Cuando me entero de algún acuerdo polémico en la citas económicas celebradas en las nevadas cumbres de Davos, me estremezco. Imagino sus graves repercusiones en los bolsillos de los ciudadanos y los haberes de naciones y empresas en todo el mundo.
En la radio estadounidense, una alusión a dicho encuentro de banqueros, especialistas y representantes de organismos financieros, portaba el sonido tétrico que suelen evocar las historias infantiles de brujas malas y brujos buenos. A los primeros compases de la música, creí que era algo de El bebé de Rosemary.

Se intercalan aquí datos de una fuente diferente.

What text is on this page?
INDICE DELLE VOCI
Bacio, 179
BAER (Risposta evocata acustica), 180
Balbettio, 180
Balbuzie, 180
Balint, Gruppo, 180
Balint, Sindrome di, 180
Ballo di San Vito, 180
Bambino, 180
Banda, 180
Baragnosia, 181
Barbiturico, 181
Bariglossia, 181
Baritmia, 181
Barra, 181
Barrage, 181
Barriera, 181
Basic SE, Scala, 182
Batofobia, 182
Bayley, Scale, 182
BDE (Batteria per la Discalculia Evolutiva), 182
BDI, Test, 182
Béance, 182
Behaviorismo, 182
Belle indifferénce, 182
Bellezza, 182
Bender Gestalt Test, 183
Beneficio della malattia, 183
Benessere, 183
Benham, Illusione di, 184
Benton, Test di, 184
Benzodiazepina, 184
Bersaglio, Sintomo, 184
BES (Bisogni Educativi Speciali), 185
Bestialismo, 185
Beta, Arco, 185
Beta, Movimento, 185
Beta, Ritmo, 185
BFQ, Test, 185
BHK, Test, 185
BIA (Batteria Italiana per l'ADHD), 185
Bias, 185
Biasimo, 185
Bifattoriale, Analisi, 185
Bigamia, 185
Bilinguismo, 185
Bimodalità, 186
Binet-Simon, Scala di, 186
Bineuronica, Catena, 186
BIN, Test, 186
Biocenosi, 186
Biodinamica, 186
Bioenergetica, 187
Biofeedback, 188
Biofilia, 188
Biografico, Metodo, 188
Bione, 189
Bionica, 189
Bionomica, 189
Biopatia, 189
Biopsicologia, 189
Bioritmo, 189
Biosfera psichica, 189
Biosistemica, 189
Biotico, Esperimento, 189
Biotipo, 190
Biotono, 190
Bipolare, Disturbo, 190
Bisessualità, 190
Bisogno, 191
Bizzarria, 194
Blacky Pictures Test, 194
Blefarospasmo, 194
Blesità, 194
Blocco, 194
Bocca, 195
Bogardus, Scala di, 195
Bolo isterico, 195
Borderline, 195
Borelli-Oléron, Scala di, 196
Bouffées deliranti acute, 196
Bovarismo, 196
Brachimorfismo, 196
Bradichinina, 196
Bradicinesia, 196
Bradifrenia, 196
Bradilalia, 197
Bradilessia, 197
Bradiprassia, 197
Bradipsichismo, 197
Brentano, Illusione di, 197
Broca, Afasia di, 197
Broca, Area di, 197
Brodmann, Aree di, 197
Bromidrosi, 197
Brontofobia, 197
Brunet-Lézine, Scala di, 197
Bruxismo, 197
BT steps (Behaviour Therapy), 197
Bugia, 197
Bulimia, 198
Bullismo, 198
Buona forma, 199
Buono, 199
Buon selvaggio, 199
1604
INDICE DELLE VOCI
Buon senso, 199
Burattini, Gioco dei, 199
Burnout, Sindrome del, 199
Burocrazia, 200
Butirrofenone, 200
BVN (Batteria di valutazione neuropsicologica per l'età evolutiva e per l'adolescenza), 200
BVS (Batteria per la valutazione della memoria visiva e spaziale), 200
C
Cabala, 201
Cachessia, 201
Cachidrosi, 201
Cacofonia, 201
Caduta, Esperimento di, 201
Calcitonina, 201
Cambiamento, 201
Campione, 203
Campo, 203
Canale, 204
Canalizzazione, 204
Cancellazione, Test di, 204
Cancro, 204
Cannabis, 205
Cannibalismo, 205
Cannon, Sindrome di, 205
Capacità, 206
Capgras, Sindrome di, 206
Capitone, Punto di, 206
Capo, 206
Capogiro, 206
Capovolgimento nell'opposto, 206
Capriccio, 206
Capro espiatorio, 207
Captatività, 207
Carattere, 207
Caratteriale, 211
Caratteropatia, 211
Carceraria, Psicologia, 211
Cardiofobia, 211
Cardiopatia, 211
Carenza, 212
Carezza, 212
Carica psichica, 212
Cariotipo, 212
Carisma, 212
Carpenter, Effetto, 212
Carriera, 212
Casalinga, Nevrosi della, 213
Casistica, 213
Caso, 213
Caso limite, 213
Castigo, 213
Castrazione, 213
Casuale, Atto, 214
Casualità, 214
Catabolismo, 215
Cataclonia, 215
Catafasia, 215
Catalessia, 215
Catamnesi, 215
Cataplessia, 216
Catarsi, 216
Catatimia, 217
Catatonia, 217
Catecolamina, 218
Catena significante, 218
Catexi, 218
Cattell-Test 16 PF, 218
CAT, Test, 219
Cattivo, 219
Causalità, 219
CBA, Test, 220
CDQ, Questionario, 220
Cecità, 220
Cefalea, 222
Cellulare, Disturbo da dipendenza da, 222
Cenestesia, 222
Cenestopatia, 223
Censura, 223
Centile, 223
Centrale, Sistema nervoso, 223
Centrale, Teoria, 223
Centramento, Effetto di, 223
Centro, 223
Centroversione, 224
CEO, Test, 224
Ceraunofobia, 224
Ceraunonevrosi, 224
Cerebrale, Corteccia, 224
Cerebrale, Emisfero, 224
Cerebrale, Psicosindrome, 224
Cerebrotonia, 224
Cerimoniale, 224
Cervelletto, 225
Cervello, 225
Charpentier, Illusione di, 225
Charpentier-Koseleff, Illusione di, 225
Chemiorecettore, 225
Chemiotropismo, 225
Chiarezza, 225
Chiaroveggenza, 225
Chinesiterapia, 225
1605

Décadas atrás, cuando trabajaba en el Fondo Monetario Internacional, en citas con amigos en diversos países, discernía una incipiente arruga en los rostros de los contertulios frustrados por no obtener de mí respuestas tajantes sobre tipos cambiarios. Por otra parte, quienes no cesaban de perseguirme en capitales extranjeras eran los periodistas curiosos por enterarse, además, de las causas de movimientos de personal ministerial o bancario en el respectivo país.
Uno de las más simpáticos episodios en mis primeros pasos por el Fondo Monetario Internacional, quizás en 1965, tuvo lugar en el aeropuerto de El Salvador. Yo venía de Brasil –y de una escapadita para ver a mi prometida en San José–, cuando me encontré con el expresidente José Figueres, con quien me unían lazos de amistad. Con rostro sonriente, me preguntó: “Diay polaquito, ¿en qué anda por aquí?”. Le conté lo de mi empleo en el Fondo Monetario, a lo cual respondió: “No sé quiénes son más eficaces para tumbar gobiernos, si los militares o los del Fondo Monetario”. Y así, entre risas y abrazos, nos despedimos.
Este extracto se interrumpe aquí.